As I discover these faith nuances, I find myself thinking, “why haven’t I grasped this before?”
Carl Florea, an ordained Lutheran minister, has brought to light, for me, a discernment which I can’t believe I’ve not fully fathomed nor embraced in my many years of faith practice.
By the way, the Rev. Florea is not a minister of a church; rather, he is the executive director of a Housing Resource Board in a burb of Seattle. He wrote a newspaper column this week in the religion section that contained this observation:
“More than once I have had well-meaning Christians refer to the work I have been doing as 'social gospel' work, which, though important, just doesn’t carry the same weight as the 'real gospel' of saving souls.”
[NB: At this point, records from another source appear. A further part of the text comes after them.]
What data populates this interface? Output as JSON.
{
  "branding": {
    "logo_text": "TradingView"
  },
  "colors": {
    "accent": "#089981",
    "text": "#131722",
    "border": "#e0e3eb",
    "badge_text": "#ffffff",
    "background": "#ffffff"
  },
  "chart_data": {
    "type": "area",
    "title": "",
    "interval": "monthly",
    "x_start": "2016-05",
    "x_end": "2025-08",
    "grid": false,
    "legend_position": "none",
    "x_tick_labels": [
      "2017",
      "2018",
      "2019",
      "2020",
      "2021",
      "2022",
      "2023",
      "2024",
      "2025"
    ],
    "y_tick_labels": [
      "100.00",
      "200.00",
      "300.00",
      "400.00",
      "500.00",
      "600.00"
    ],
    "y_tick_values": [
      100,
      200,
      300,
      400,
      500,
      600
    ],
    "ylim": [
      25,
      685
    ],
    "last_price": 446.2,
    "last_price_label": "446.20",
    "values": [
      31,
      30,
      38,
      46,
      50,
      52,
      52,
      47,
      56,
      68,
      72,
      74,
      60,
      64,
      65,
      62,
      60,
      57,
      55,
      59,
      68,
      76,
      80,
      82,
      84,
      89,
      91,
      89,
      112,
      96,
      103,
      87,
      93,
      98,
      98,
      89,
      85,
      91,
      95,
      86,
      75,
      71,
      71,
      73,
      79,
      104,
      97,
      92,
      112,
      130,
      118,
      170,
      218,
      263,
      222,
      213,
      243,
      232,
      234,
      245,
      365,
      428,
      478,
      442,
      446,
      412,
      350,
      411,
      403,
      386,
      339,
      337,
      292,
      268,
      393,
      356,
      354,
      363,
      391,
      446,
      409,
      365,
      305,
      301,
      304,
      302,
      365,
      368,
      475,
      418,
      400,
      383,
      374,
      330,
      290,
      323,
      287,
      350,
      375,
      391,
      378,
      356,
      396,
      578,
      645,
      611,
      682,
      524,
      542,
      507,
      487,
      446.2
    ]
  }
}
Up until a year and a half ago, I must admit that this likely would have been one of my own observations. The point this all raises concerns our mostly cultural-based separation of “spiritual things” and “earthly things”. This has been described philosophically as being “dualistic,” perhaps rooted in Greek thought.
Unfortunately, many of these dualistic notions have crept into segments of the Christian church, resulting in many quarters in a higher value being placed on the “spiritual” over the “earthly”.
When our total focus is on “getting people saved”, salvation somehow defines itself as being concerned with only the spirit and the afterlife. How we conduct our lives here and now is of much less importance, because we’re “in the fold” everlastingly.
Florea posits that “this dualism is unknown to the Jesus of the Bible”. He believes that when Jesus spoke of salvation, it was not about souls exclusively, but it was about people and wholeness. It was not primarily about the afterlife and one’s status therein; salvation was about the provision to make us whole right now – connected to and in relationship with God.
That’s as profound as I am able to comprehend. And it means I need to expand my contemplation of what salvation encompasses and impels.
Florea concludes with a quotation by the famous “author unknown”: “The goal of the faithful life is not to flee the material world to embrace the spiritual one, but rather to gain the eyes to see that the spiritual world is known in and through the material one.”
That’s why the Rev. Florea’s congregation is composed of people with shelter needs rather than of people in comfortable pews. If we as Christians could even grasp a portion of this wisdom, the world would see our Savior differently.